O MPE alegou na Adin a incompatibilidade da lei com os artigos 135 e 39 §4° da Constituição Federal, apontando que os procuradores do Estado não deveriam receber honorários por possuírem remuneração mediante subsídio mensal, o que impediria o pagamento de qualquer outra verba, em acréscimo. O procurador de Justiça, Suvamy Vivekananda Meireles, sustentou o parecer ministerial na sessão, inclusive pela submissão dos honorários ao teto constitucional.
A Procuradoria Geral do Estado, por meio da procuradora Helena Haickel, se manifestou nos autos pela constitucionalidade do artigo da Lei Orgânica dos Procuradores atacado na Adin, considerando que os honorários não são verba pública, por terem natureza jurídica de verba pessoal do procurador, de caráter civil, pagos pela parte sucumbente (perdedora da ação), conforme o Estatuto da OAB.
Em sessão anterior, o Tribunal havia indeferido liminar na Adin por maioria, tendo constatado não haver inconstitucionalidade flagrante, nem dano real e imediato. Na sessão jurisdicional desta quarta-feira, ao apreciar o mérito da questão, o relator, desembargador Paulo Velten, analisou se os honorários de sucumbência destinados aos advogados públicos, a exemplo dos Procuradores do Estado, conforme os artigos 21 e 23 do Estatuto da Advocacia, se constituiriam verba remuneratória e seriam considerados acréscimos proibidos, e proferiu o seu voto.
O relator rejeitou as preliminares arguidas na ação e, no mérito, e decidiu julgar procedente, em parte, a Adin, para dar ao artigo 91 e parágrafos da Lei Complementar Estadual 20/1994 – com a redação dada pela Lei Complementar 65/2003 – interpretação conforme a Constituição do Estado do Maranhão, no sentido de sujeitar o pagamento dos honorários de sucumbência ou devidos em razão de acordo administrativo ao teto constitucional remuneratório.
Unanimidade - Em desacordo com o MPE, os desembargadores votaram por unanimidade pela não procedência da Adin, conforme o voto do desembargador Paulo Velten (relator) e, por maioria, pela não limitação dos valores dos honorários, de acordo com o voto da divergência inaugurada pelo desembargador Jorge Rachid, complementado pelo desembargador Marcelo Carvalho e seguido pelo presidente do TJMA, Antonio Guerreiro Júnior e outros membros do colegiado.
Os conselhos federal e estadual da OAB e as associações dos procuradores de Estado em nível nacional e local ingressaram na ação como interessados na defesa dos procuradores.
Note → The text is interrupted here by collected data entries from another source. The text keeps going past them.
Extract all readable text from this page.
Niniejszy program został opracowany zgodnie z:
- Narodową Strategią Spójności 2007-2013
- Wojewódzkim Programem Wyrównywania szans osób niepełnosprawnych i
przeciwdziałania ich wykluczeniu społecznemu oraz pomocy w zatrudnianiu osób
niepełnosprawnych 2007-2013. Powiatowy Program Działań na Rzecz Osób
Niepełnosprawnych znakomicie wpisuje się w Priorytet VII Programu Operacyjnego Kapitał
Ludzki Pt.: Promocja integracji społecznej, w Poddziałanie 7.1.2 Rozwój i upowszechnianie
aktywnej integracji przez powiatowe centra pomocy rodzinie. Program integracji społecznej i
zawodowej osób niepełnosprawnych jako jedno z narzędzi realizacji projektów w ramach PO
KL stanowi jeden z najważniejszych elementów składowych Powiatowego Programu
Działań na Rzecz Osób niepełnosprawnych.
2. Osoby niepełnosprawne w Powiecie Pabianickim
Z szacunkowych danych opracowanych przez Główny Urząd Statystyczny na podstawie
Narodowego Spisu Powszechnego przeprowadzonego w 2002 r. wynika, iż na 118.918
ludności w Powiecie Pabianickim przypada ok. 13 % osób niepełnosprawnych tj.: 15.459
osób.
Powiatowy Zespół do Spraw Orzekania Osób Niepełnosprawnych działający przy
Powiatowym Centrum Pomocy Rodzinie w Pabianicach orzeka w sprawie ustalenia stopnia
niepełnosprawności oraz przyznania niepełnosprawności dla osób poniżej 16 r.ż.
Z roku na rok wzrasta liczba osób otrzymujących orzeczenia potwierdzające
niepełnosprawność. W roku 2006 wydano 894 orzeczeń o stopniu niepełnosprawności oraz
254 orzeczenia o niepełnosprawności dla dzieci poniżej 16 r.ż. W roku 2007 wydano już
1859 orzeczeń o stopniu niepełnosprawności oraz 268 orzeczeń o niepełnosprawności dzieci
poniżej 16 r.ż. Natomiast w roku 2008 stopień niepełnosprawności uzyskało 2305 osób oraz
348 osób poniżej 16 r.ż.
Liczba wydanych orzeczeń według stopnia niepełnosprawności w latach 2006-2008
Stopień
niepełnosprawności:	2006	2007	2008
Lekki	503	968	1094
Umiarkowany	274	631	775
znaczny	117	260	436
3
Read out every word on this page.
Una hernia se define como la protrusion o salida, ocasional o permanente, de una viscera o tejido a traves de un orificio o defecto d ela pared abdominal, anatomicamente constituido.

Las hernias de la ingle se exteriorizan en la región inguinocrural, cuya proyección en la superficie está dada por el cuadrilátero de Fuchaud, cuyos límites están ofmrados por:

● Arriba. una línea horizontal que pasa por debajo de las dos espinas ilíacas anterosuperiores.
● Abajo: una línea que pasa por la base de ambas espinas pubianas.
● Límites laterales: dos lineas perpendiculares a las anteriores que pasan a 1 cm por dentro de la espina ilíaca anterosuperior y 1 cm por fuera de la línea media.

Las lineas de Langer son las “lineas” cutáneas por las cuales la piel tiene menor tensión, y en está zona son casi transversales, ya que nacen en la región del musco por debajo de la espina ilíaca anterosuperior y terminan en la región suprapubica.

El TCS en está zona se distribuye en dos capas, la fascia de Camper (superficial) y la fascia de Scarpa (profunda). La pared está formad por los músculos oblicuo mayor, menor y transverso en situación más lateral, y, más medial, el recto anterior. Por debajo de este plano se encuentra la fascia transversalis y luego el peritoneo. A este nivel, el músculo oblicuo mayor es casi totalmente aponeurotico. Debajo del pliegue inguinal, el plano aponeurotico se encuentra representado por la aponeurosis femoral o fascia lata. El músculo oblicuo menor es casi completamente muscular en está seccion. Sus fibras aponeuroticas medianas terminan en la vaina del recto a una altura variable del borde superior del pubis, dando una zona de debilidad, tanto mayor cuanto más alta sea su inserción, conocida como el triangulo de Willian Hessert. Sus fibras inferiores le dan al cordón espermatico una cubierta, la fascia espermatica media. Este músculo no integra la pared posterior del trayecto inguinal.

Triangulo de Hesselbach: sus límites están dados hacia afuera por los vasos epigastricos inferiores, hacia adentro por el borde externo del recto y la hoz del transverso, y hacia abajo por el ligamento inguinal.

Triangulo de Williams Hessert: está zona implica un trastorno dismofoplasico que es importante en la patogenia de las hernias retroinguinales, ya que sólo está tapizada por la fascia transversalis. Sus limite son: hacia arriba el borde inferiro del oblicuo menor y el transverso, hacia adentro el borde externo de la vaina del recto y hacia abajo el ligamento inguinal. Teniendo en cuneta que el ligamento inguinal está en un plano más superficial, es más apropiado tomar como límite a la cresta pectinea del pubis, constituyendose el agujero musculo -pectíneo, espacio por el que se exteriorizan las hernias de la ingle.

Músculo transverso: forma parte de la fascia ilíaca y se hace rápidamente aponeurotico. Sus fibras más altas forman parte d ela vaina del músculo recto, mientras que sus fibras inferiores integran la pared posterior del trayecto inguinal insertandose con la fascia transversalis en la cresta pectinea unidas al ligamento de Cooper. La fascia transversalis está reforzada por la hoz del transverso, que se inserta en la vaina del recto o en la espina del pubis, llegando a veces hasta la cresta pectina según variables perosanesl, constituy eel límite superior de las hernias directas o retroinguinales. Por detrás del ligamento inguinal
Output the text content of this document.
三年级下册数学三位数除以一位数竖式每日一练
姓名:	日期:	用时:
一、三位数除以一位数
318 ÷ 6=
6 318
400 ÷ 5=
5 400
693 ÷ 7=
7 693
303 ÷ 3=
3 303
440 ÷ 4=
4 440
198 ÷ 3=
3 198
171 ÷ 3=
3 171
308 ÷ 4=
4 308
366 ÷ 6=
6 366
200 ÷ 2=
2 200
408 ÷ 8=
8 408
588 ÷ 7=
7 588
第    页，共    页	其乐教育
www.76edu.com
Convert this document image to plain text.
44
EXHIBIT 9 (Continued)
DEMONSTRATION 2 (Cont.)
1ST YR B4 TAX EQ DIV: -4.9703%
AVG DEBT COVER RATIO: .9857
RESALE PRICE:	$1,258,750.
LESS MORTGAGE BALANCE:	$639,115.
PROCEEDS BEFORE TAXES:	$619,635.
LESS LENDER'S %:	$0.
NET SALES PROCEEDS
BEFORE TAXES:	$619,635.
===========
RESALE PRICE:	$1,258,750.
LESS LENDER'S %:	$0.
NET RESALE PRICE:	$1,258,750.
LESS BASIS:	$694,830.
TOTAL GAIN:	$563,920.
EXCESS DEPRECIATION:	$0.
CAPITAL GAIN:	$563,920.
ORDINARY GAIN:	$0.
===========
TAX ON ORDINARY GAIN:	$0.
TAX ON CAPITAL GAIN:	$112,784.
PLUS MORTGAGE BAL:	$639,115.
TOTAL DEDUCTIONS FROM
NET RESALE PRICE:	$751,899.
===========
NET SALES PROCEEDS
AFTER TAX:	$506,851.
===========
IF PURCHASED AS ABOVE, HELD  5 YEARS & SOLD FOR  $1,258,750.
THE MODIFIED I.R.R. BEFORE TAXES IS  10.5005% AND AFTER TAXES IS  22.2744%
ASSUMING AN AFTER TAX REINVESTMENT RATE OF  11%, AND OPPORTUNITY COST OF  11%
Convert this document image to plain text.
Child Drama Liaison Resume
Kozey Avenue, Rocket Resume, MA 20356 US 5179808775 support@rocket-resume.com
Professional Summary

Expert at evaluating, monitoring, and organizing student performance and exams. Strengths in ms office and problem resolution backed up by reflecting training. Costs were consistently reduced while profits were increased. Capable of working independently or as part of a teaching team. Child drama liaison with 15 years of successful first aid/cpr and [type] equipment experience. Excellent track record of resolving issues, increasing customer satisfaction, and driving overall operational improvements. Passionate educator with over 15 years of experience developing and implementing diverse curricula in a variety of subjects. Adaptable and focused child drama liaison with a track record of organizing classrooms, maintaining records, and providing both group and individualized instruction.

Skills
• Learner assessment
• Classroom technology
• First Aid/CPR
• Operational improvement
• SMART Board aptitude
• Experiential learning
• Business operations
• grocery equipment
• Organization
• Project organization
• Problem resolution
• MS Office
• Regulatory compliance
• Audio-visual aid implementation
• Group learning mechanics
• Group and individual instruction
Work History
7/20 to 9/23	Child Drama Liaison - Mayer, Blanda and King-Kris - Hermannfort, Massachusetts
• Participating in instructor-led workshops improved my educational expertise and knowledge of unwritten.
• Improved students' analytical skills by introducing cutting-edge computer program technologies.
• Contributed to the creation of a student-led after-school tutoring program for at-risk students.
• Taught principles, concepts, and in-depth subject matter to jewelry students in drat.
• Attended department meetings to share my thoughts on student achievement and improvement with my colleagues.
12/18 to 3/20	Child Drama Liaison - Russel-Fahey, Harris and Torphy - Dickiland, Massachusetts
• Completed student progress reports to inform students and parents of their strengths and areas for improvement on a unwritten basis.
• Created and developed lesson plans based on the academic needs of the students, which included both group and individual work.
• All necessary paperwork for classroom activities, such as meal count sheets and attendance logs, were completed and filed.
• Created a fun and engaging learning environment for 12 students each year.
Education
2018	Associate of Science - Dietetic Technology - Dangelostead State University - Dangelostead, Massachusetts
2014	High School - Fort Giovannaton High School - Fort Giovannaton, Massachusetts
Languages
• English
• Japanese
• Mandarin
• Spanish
O presidente da OAB, Ophir Cavalcante, ocupou a tribuna e ressaltou que os procuradores do Estado são advogados públicos e como tais estão protegidos pelo Estatuto da OAB e da advocacia. “Não há qualquer incompatibilidade entre a percepção de subsídios com a percepção de honorários de sucumbência, porque esta verba não sai dos cofres públicos, mas são oriundos da demanda quando há um vencido”, disse.
Os argumentos da defesa foram reforçados pelo presidente da Associação Nacional dos Procuradores de Estado, Marcelo Terto. Ele afirmou que o direito já foi conquistado pelos procuradores em 21 estados. “Como advogado, é preciso distinguir o vínculo administrativo com a administração pública daquele vínculo que decorre das prerrogativas de todo e qualquer advogado, que envolve os honorários advocatícios”, destacou o procurador. A defesa foi ainda complementada em banca pelo procurador do Estado Miguel Rebelo.
Quorum- Os juízes de 4ª entrância, Kátia Coelho, Lucas Ribeiro e Luiz Belchior, atuaram como julgadores no Pleno, completando o quorum necessário para o julgamento da Adin. Acompanharam a sessão os conselheiros federais da OAB, Ulisses Martins e Guilherme Zagallo; o presidente da seccional da OAB, Mário Macieira, e a vice-presidente, Valéria Lauande; o presidente da Associação dos Procuradores do Estado, Daniel Blume, além de outros procuradores de Estado e advogados.”